Image © Le Thanh Son
BOYS and girls, I exhort you to read The Rings of Saturn by Sebald.
*
J. wrote: “I can’t stand for that now after the love and friendship I’ve known, which so many of you have taught me. As my friend so rapturously described: those who are as sparklingly intelligent and intellectual as they are warm and kind and grounded, who know just when to push me to laugh and let go and find perspective and when just to offer a kind, reassuring ear and shoulder. Those who accept you as you are and do not judge, who love you for the person you are and also for the person you want to be, rather than the one they want you to be.”
M.:”What’s a heart for if you can’t give it away?”
“You know you’re good, and good enough. You know it’s worthwhile. Go on!”
Thank you, you know who you are.
Doing more, thinking less.
Much fun and laughter at Lagnaa, reading Eavan Boland and Tang poetry at Kino (I love the sense of space, of looking out across a broad landscape, in many of the old Chinese poems. If I’m to make a living out of comparative literature I’d better brush up my classical Chinese), Arab Street at night, enjoying the eye-candy and being a general magpie at the make-up counters, sewing books — booklets, to be more accurate.
And isn’t that exciting? That I can make my future out of comparative literature. Those days when I learnt German just to read Rilke and Kant.

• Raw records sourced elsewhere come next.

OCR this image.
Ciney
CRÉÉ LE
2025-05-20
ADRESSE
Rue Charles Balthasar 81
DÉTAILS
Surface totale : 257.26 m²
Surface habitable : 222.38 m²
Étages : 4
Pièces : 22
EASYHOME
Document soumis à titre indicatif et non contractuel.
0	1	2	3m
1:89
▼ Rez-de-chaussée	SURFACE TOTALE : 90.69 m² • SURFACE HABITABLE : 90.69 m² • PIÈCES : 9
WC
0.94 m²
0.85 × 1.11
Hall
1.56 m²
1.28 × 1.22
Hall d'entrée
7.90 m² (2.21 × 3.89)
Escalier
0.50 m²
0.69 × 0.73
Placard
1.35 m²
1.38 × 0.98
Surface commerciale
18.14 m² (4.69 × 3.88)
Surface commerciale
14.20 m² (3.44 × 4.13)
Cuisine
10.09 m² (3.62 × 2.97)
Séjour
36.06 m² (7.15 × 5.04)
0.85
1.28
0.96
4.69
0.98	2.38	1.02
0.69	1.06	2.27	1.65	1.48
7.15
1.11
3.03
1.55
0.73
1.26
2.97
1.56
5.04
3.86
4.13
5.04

It seems so much closer now that I can buy. myself. out of the bond.
One day I’ll be back in university, and in the meantime there’s reading and beginning, haltingly, to write again.
*
Time And Violence
by Eavan Boland
The evening was the same as any other.
I came out and stood on the step.
The suburb was closed in the weather
of an early spring and the shallow tips
and washed-out yellows of narcissi
resisted dusk. And crocuses and snowdrops.

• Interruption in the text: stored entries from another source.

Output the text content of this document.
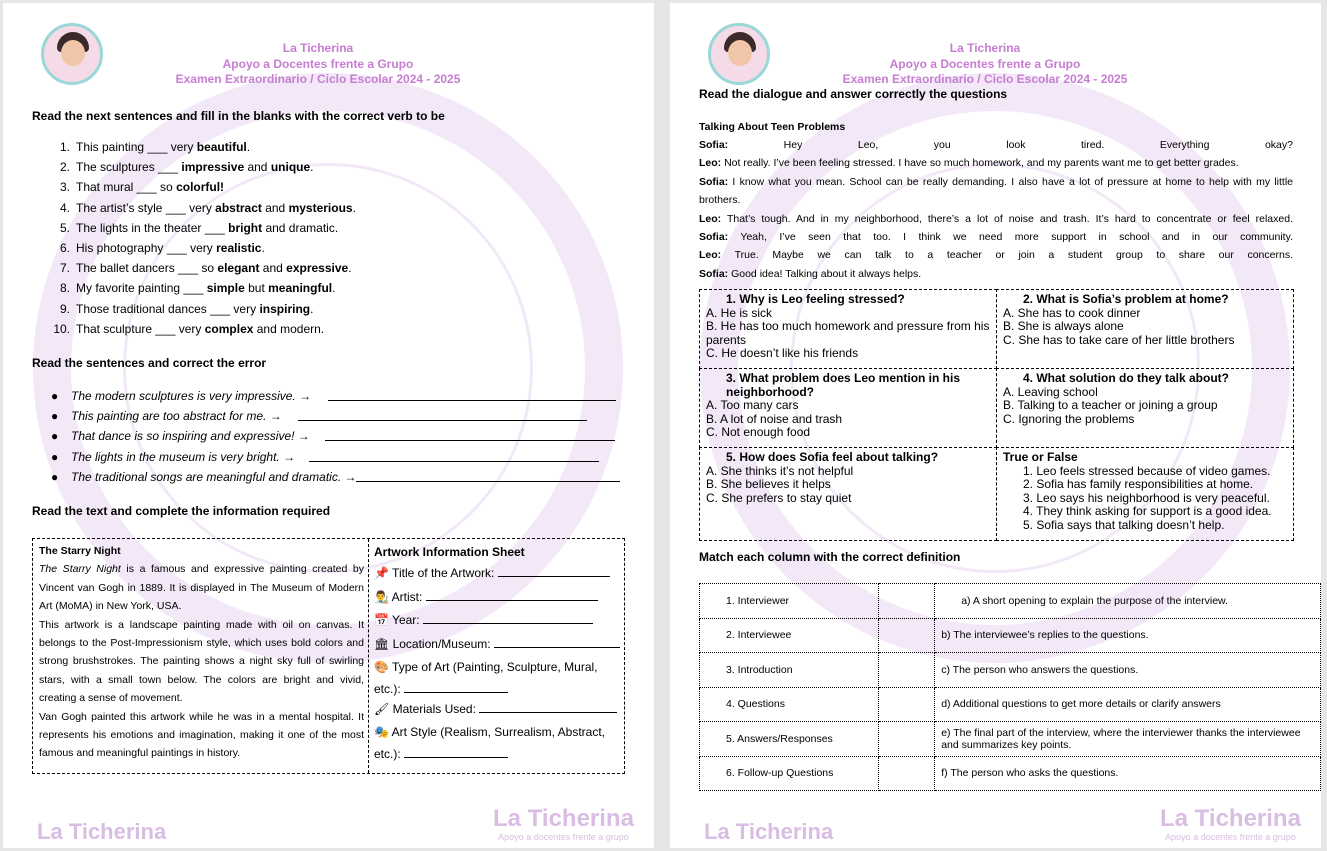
La Ticherina
Apoyo a Docentes frente a Grupo
Examen Extraordinario / Ciclo Escolar 2024 - 2025
Read the next sentences and fill in the blanks with the correct verb to be
1. This painting ___ very beautiful.
2. The sculptures ___ impressive and unique.
3. That mural ___ so colorful!
4. The artist’s style ___ very abstract and mysterious.
5. The lights in the theater ___ bright and dramatic.
6. His photography ___ very realistic.
7. The ballet dancers ___ so elegant and expressive.
8. My favorite painting ___ simple but meaningful.
9. Those traditional dances ___ very inspiring.
10. That sculpture ___ very complex and modern.
Read the sentences and correct the error
● The modern sculptures is very impressive. →
● This painting are too abstract for me. →
● That dance is so inspiring and expressive! →
● The lights in the museum is very bright. →
● The traditional songs are meaningful and dramatic. →
Read the text and complete the information required
The Starry Night
The Starry Night is a famous and expressive painting created by Vincent van Gogh in 1889. It is displayed in The Museum of Modern Art (MoMA) in New York, USA.
This artwork is a landscape painting made with oil on canvas. It belongs to the Post-Impressionism style, which uses bold colors and strong brushstrokes. The painting shows a night sky full of swirling stars, with a small town below. The colors are bright and vivid, creating a sense of movement.
Van Gogh painted this artwork while he was in a mental hospital. It represents his emotions and imagination, making it one of the most famous and meaningful paintings in history.
Artwork Information Sheet
📌 Title of the Artwork:
👨‍🎨 Artist:
📅 Year:
🏛 Location/Museum:
🎨 Type of Art (Painting, Sculpture, Mural,
etc.):
🖌 Materials Used:
🎭 Art Style (Realism, Surrealism, Abstract,
etc.):
La Ticherina	La Ticherina
Apoyo a docentes frente a grupo
La Ticherina
Apoyo a Docentes frente a Grupo
Examen Extraordinario / Ciclo Escolar 2024 - 2025
Read the dialogue and answer correctly the questions
Talking About Teen Problems
Sofia: Hey Leo, you look tired. Everything okay?
Leo: Not really. I’ve been feeling stressed. I have so much homework, and my parents want me to get better grades.
Sofia: I know what you mean. School can be really demanding. I also have a lot of pressure at home to help with my little
brothers.
Leo: That’s tough. And in my neighborhood, there’s a lot of noise and trash. It’s hard to concentrate or feel relaxed.
Sofia: Yeah, I’ve seen that too. I think we need more support in school and in our community.
Leo: True. Maybe we can talk to a teacher or join a student group to share our concerns.
Sofia: Good idea! Talking about it always helps.
1. Why is Leo feeling stressed?
A. He is sick
B. He has too much homework and pressure from his parents
C. He doesn’t like his friends
2. What is Sofia’s problem at home?
A. She has to cook dinner
B. She is always alone
C. She has to take care of her little brothers
3. What problem does Leo mention in his neighborhood?
A. Too many cars
B. A lot of noise and trash
C. Not enough food
4. What solution do they talk about?
A. Leaving school
B. Talking to a teacher or joining a group
C. Ignoring the problems
5. How does Sofia feel about talking?
A. She thinks it’s not helpful
B. She believes it helps
C. She prefers to stay quiet
True or False
1. Leo feels stressed because of video games.
2. Sofia has family responsibilities at home.
3. Leo says his neighborhood is very peaceful.
4. They think asking for support is a good idea.
5. Sofia says that talking doesn’t help.
Match each column with the correct definition
1. Interviewer		a) A short opening to explain the purpose of the interview.
2. Interviewee		b) The interviewee’s replies to the questions.
3. Introduction		c) The person who answers the questions.
4. Questions		d) Additional questions to get more details or clarify answers
5. Answers/Responses		e) The final part of the interview, where the interviewer thanks the interviewee and summarizes key points.
6. Follow-up Questions		f) The person who asks the questions.
La Ticherina	La Ticherina
Apoyo a docentes frente a grupo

I stood there and felt the melancholy
of growing older in such a season,
when all I could be certain of was simply
in this time of fragrance and refrain,
whatever else might flower before the fruit,
and be renewed, I would not. Not again.
A car splashed by in the twilight.
Peat smoke stayed in the windless
air overhead and I might have missed it:
a presence. Suddenly. In the very place
where I would stand in other dusks, and look
to pick out my child from the distance,
was a shepherdess, her smile cracked,
her arm injured from the mantelpieces
and pastorals where she posed with her crook.
Then I turned and saw in the spaces
of the night sky constellations appear,
one by one, over roof-tops and houses,
and Cassiopeia trapped: stabbed where
her thigh met her groin and her hand
her glittering wrist, with the pin-point of a star.

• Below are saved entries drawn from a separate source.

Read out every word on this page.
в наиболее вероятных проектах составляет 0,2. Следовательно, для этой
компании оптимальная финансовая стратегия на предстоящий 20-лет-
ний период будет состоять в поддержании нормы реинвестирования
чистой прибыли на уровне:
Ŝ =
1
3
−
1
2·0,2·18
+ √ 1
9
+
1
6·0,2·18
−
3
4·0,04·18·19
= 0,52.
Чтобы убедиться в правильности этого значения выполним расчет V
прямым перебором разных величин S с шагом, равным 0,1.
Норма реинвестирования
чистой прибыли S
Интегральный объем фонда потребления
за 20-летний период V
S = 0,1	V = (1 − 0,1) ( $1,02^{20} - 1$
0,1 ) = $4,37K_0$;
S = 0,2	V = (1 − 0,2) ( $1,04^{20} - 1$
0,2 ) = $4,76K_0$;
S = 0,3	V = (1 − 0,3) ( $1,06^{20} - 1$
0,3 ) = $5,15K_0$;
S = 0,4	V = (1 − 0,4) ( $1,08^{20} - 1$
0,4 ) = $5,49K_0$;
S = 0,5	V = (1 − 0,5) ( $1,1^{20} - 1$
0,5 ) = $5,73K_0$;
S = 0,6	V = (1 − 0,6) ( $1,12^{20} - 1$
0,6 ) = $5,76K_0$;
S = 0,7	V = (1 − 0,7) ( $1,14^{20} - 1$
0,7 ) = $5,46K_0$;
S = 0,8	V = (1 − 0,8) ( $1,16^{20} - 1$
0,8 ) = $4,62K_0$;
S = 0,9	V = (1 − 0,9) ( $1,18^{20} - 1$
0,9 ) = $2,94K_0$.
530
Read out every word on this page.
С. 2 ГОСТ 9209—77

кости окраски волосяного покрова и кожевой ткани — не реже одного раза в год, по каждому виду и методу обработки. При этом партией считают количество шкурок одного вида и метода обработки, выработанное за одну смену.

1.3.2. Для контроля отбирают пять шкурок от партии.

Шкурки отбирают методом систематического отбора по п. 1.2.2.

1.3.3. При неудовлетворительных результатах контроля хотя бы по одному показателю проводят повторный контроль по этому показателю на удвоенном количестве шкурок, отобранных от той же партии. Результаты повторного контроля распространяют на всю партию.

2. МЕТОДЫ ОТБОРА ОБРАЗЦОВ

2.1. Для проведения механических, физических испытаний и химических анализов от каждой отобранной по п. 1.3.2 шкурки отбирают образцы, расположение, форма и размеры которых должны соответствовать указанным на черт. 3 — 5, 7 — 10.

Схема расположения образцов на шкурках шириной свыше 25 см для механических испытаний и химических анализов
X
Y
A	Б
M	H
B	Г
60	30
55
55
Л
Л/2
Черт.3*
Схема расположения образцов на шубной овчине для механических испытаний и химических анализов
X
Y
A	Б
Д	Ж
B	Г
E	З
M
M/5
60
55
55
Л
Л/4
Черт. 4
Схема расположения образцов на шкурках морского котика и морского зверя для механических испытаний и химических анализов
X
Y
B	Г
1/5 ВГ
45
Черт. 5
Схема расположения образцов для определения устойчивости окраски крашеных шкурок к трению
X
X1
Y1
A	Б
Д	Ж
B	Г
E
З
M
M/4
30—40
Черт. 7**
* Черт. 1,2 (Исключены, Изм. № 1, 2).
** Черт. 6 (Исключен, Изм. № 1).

And by the road where rain made standing
pools of water underneath cherry trees,
and blossoms swam on their images,
was a mermaid with invented tresses,
her breasts printed with the salt of it and all
the desolation of the North Sea in her face.
I went nearer. They were disappearing.
Dusk had turned to night but in the air –
did I imagine it? — a voice was saying:
This is what language did to us. Here
is the wound, the silence, the wretchedness
of tides and hillsides and stars where
we languish in a grammar of sighs,
in the high-minded search for euphony,
in the midnight rhetoric of poesie.
We cannot sweat here. Our skin is icy.
We cannot breed here. Our wombs are empty.
Help us to escape youth and beauty.
Write us out of the poem. Make us human
in cadences of change and mortal pain
and words we can grow old and die in.